La même remarque vaut pour la multiplication durant la PFUE des rencontres des chefs d’Etat et de gouvernement selon des configurations de plus en plus diverses : bilatérales, G4, PECO, Eurogroupe, Conseils européens extraordinaires… Ces sommets organisés parfois en quelques jours constituent sans doute une solution pragmatique et innovante susceptible de faire face à l’urgence. Ce foisonnement porte cependant la menace d’un contournement des structures classiques de l’Union au profit d’un directoire - solidaire ou conflictuel - des grands Etats. Il justifie ainsi la mise en place d’une présidence médiatrice. Cette présidence ne devrait pas imiter le style omniscient et omnipotent du chef d’Etat français. Elle contribuerait plutôt à encadrer, à coordonner, à aiguiller l’activisme des chefs d’Etat et de gouvernement, particulièrement ceux issus des grands pays.

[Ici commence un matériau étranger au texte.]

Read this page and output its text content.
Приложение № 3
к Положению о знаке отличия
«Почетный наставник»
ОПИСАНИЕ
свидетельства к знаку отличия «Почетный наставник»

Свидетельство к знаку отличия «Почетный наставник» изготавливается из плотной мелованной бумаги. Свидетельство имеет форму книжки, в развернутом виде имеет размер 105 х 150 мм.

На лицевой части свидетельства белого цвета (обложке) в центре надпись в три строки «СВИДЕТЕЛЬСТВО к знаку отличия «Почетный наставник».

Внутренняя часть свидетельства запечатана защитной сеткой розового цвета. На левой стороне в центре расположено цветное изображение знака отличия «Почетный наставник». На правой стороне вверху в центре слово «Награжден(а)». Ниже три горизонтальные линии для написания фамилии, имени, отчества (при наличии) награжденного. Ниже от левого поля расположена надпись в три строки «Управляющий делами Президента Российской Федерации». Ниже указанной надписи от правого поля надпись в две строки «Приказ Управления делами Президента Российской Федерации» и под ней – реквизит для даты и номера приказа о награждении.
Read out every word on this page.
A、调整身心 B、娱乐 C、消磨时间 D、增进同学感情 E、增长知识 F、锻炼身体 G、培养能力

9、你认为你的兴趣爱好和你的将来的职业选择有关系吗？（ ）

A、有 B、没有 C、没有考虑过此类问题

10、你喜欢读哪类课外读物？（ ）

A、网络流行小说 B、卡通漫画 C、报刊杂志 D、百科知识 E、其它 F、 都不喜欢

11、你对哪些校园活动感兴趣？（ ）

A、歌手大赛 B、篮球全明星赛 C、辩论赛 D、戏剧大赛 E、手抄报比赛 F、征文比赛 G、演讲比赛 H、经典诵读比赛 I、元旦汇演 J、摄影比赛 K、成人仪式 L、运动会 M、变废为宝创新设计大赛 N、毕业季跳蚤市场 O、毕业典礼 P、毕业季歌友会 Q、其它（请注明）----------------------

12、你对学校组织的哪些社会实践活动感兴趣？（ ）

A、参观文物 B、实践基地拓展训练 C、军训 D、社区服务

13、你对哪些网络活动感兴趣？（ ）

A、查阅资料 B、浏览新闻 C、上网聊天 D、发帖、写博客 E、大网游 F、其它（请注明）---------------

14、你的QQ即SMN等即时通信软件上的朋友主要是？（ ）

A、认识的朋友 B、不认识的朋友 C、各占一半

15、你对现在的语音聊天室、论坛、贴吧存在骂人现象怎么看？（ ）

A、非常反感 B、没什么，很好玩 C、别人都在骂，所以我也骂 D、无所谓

Le cas de la crise géorgienne peut ici illustrer la nécessité d’un président modeste, médiateur et permanent. Nicolas Sarkozy s’est rendu à Moscou cinq jours après le début du conflit pour négocier un cessez le feu, sans que l’on puisse dire s’il limitait ou validait l’ambition russe. Il le fit au nom de l’Europe - sans mandat européen. Sa démarche a été crédibilisée à la fois par l’exercice de la Présidence du Conseil et par le fait qu’il soit personnellement à la tête d’un grand pays. La situation actuelle est donc insatisfaisante puisqu’elle revient à s’en remettre à l’espoir que la présidence soit exercée par un grand pays volontariste lorsque survient une crise majeure. Il est aussi à craindre que les initiatives individuelles des dirigeants de grands pays se multiplient dans ce type de crise, qu’ils occupent ou non la présidence. Le président permanent du traité de Lisbonne ne devrait ainsi pas être nécessairement celui qui se rend personnellement à Moscou mais celui qui convainc Nicolas Sarkozy – ou Angela Merkel - de ne pas y aller, ou d’y aller en défendant une position commune, ou encore d’y aller ensemble.

S’il ne faut ni désespérer du traité de Nice ni trop espérer de celui de Lisbonne, le succès même de la PFUE plaide paradoxalement pour la mise en place d’une présidence qui ne lui ressemble pas. Ce président devrait en quelque sort limiter plutôt qu’imiter Sarkozy. Qu’on le déplore ou non, le tournant intergouvernemental de l’Union rend nécessaire la création d’un poste de médiateur au sein du Conseil qui prenne acte des faiblesses de la Commission et des velléités des grands Etats à lancer des initiatives. Face aux incertitudes d’un second référendum irlandais, il convient enfin de s’interroger sur la possibilité d’adopter une telle réforme dans le cadre du traité de Nice.